BAGDAD : Sur les cinq enfants d'Abou Zeinab, tous sont au chômage, sauf son aîné. Mais pour y arriver, le jeune homme a dû recourir à une wasta, la pratique du passe-droit qui représente un fléau tentaculaire en Irak.
Pour travailler dans l'administration publique ou dans les agences sécuritaires, la wasta - entremise en arabe - est le sésame permettant de sécuriser son avenir, à travers les connexions familiales ou le clientélisme des partis, dans un pays où près de 40% des jeunes sont au chômage.
"Tous mes enfants, dont mes trois filles, ont fini leurs études universitaires, mais un seul a pu trouver un emploi. Les autres essayent, sans succès", déplore Abou Zeinab, retraité sexagénaire de Bagdad.
Grâce à un proche, la wasta a été le "joker" ayant permis à son fils de 28 ans d'être embauché en tant que contractuel au sein d'un ministère. Chaque année son CDD est renouvelé.
"La pauvreté pousse les gens vers la wasta", lâche avec résignation M. Zeinab.
Pas moins de 95% des Irakiens reconnaissent ainsi qu'il faut "souvent ou parfois" une wasta pour trouver un emploi, selon le baromètre arabe de la Banque mondiale, publié en 2019.
C'est aussi pour fuir ces pratiques, les inégalités sociales qu'elles engendrent et un horizon bouché, que des milliers de migrants s'endettent et dépensent toutes leurs économies pour rallier l'Europe occidentale, espérant y trouver une vie meilleure.
Parmi les dernières illustrations en date, ces milliers de personnes, dont de nombreux Kurdes irakiens, bloquées à la frontière entre le Bélarus et la Pologne.
Encourager l'émigration
"Toute la société s'accorde pour dire que sans wasta tu ne peux arriver à rien", confirme le politologue irakien Thamer al-Haimes.
Pour lui, ce fléau résultant de "la faiblesse du droit" vient "jouer un rôle dans l'émigration" et "entraver le développement du pays".
L'Irak, selon le classement de l'ONG anti-corruption Transparency International, est le 160e pays (sur 180) le plus corrompu au monde.
Malgré la manne pétrolière, un tiers des 40 millions d'Irakiens vit sous le seuil de pauvreté, selon l'ONU.
Lors des manifestations monstres à l'automne 2019, des milliers de contestataires ont battu le pavé des semaines durant pour dénoncer la déliquescence des services publics, le chômage des jeunes, mais aussi la corruption endémique et ses multiples facettes.

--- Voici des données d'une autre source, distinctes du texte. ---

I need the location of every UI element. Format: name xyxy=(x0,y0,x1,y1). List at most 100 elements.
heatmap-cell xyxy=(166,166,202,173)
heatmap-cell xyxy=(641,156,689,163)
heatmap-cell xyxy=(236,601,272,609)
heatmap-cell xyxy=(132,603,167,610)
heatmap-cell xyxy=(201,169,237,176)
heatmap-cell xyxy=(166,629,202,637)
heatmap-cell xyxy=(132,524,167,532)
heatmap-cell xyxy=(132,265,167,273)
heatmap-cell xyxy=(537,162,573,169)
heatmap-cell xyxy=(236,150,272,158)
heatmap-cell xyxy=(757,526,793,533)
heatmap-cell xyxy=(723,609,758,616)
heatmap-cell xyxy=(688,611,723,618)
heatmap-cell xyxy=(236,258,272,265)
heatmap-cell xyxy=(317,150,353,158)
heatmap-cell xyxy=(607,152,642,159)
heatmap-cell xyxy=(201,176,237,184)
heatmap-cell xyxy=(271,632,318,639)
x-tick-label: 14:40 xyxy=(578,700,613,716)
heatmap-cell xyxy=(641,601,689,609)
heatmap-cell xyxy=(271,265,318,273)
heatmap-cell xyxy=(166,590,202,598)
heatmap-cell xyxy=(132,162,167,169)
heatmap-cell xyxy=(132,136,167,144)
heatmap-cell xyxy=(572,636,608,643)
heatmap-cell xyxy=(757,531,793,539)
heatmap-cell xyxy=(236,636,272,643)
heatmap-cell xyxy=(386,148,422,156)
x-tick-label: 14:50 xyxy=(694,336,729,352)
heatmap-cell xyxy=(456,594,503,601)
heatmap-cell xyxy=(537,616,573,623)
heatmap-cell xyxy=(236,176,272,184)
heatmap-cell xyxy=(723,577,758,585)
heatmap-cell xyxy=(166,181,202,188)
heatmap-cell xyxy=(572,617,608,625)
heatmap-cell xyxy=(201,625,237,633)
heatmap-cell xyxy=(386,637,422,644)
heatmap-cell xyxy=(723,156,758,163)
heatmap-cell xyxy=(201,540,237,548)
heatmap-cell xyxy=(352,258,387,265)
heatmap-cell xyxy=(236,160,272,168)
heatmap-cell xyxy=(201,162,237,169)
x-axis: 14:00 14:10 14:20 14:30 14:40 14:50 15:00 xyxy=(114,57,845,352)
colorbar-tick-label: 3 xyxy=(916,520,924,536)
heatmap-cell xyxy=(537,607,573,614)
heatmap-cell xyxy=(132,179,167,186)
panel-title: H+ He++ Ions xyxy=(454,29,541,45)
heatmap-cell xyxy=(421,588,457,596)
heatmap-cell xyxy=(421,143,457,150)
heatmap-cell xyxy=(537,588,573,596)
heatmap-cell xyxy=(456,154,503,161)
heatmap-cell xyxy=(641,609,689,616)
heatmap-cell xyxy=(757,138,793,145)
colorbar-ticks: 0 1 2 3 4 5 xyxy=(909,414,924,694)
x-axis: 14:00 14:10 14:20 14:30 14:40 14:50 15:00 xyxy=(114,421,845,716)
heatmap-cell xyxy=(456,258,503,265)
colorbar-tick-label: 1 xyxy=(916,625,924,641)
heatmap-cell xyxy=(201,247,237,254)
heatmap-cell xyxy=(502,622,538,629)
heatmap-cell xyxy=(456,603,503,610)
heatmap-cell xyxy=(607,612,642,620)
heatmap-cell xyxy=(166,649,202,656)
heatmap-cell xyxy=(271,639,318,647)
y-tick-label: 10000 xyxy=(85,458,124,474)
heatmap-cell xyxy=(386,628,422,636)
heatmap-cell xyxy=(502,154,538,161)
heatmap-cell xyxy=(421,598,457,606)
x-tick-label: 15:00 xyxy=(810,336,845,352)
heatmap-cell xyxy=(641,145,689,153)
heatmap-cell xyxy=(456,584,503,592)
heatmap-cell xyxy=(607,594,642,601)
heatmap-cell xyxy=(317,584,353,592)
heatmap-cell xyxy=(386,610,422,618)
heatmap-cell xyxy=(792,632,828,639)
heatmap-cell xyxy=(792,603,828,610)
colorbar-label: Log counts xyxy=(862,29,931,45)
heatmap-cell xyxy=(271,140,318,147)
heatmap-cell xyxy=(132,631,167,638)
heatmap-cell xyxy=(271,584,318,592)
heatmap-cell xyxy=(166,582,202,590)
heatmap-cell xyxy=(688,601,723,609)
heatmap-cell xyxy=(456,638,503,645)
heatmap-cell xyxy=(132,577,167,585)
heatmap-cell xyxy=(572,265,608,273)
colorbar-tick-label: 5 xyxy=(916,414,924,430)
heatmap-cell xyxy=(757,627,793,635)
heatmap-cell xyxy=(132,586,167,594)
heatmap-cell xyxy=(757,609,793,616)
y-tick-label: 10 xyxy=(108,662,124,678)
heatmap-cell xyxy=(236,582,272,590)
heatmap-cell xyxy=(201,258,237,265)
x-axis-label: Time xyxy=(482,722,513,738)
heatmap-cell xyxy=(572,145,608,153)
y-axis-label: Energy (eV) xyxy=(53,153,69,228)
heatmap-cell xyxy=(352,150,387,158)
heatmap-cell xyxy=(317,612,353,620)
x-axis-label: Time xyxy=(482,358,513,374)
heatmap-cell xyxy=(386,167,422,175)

Mais ceux qui ont recours à un passe-droit témoignent presque sans complexe, tant le phénomène est courant.
"J'avais essayé à plusieurs reprises de trouver un travail dans n'importe quelle institution publique, plus de 20 fois j'ai postulé, sans succès", se souvient Omran, 32 ans et diplômé en sociologie.
Il a finalement intégré la police après avoir rejoint un parti politique, reconnaît-il.

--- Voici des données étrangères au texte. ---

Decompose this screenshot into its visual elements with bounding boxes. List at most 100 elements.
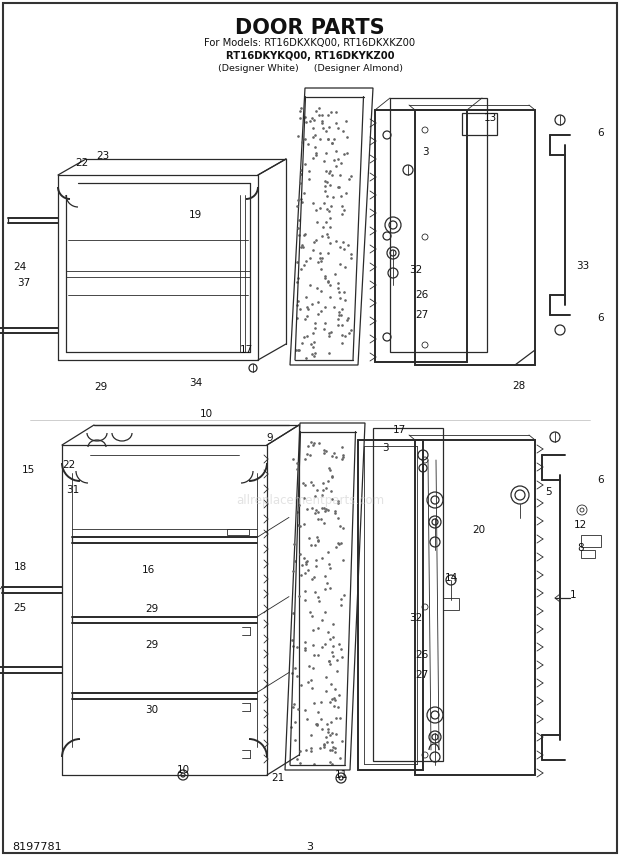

Expérience similaire pour Jassem, ingénieur en télécommunications de 30 ans, devenu fonctionnaire deux jours seulement après avoir par hasard rencontré un parlementaire.
« Embauches clientélistes »
"Les Irakiens font la queue pour un emploi dans le secteur public, à cause de la sécurité de l'emploi, des salaires plus élevés et un des systèmes de retraite les plus généreux au monde", indiquait un rapport de la Banque mondiale publié en 2017.
Entre 2003 et 2015, le nombre de fonctionnaires est passé de 900.000 à plus de trois millions, faisant de l'Etat le premier employeur du pays. Leurs salaires sont le plus gros poste de dépense du budget, d'après la même source.
"L'augmentation dramatique des embauches clientélistes depuis 2003 a contribué à gonfler les emplois dans le secteur public" reconnaît la Banque mondiale.
Ahmed, 29 ans, habitant de la ville de Kut, a passé de longues années à chercher un travail dans ce sud irakien marginalisé et pauvre.
Un jour, la chance sourit à ce père de deux enfants, diplômé en management et économie. Il rencontre le garde du corps d'un haut responsable du gouvernement.
Cette connexion lui a garanti un emploi dans l'éducation, mais on lui a demandé de payer un million de dinars irakiens, soit environ 800 dollars. Il s'est exécuté, grâce à un prêt bancaire.
"J'ai des remords, parce que j'ai dû payer un pot-de-vin pour travailler, mais j'étais obligé", justifie-t-il. "Il n'y a pas d'emploi sans wasta."